I therefore request you at the very least process opt-out requests in retrospect for pre-existing data sets to fix this. However, just to stress this again, I'm not a lawyer and this isn't legal advice. But at least from the outside, this looks troubling.

For example, it appears you included repositories of mine that have attribution requirements:

Screenshot_20240404_155403

I don't understand how StarCoder would possibly satisfy them.

lvwerra commented 4 months ago

Hi @ell1e, thanks for pointing this out. We worked on a set of tools that should allow users to properly attribute sources if the model generated verbatim copies from the training dataset:

For more info see section 8 of the paper. Hope this helps!

ell1e commented 4 months ago

I assume this would need to be integrated right with the usual query mechanism for people to actually regularly use it. Is that currently the case with the current auto complete plugins or wherever this is commonly used?

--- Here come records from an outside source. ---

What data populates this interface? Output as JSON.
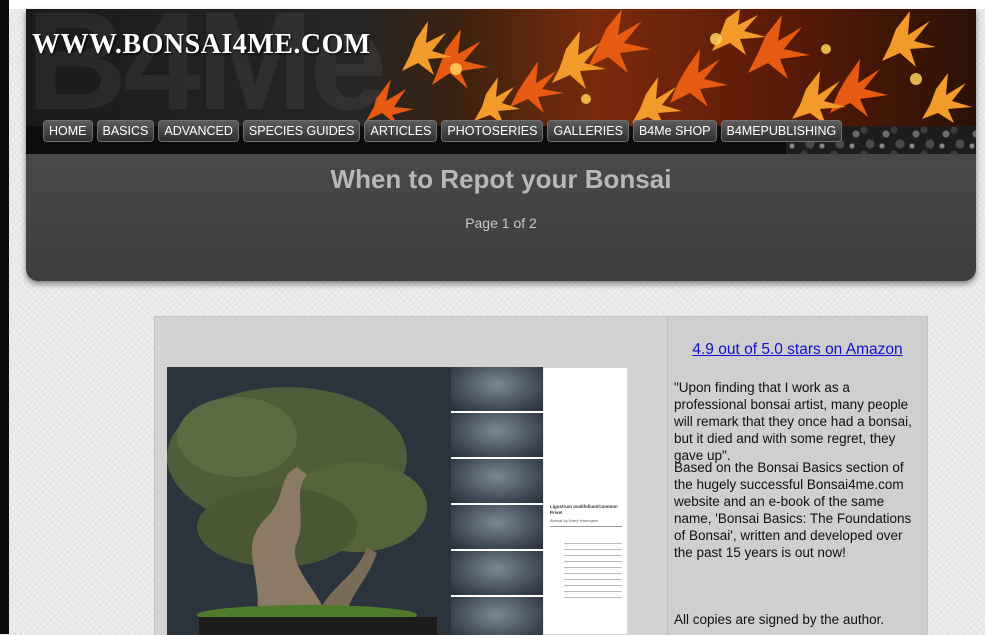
{
  "site": {
    "title": "WWW.BONSAI4ME.COM",
    "watermark": "B4Me"
  },
  "nav": {
    "items": [
      "HOME",
      "BASICS",
      "ADVANCED",
      "SPECIES GUIDES",
      "ARTICLES",
      "PHOTOSERIES",
      "GALLERIES",
      "B4Me SHOP",
      "B4MEPUBLISHING"
    ]
  },
  "page": {
    "title": "When to Repot your Bonsai",
    "page_indicator": "Page 1 of 2"
  },
  "sidebar": {
    "rating_link": "4.9 out of 5.0 stars on Amazon",
    "quote": "\"Upon finding that I work as a professional bonsai artist, many people will remark that they once had a bonsai, but it died and with some regret, they gave up\".",
    "description": "Based on the Bonsai Basics section of the hugely successful Bonsai4me.com website and an e-book of the same name, 'Bonsai Basics: The Foundations of Bonsai', written and developed over the past 15 years is out now!",
    "signed_note": "All copies are signed by the author."
  },
  "book": {
    "caption_title": "Ligustrum ovalifolium/Common Privet",
    "caption_subtitle": "Bonsai by Harry Harrington"
  },
  "colors": {
    "link": "#1111cc",
    "header_bg": "#474747",
    "content_bg": "#d3d3d3"
  }
}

Also, to my knowledge and I'm not at all a lawyer, but I thought copyright law doesn't just apply to verbatim copies but any notable derivatives, as long as it still is somewhat "clearly" related in the eyes of a normal human, and/or is more vaguely a derivative but still could be considered a substitute, or something like that. (Don't ask me how the exact rules work, but I don't think it's just verbatim copies.) How do you deal with that?

As long as there aren't any good answers to that being all dealt with out of the box in a somewhat reliable way for most actual users of starcoder, I suggest you keep honoring opt-out request more aggressively.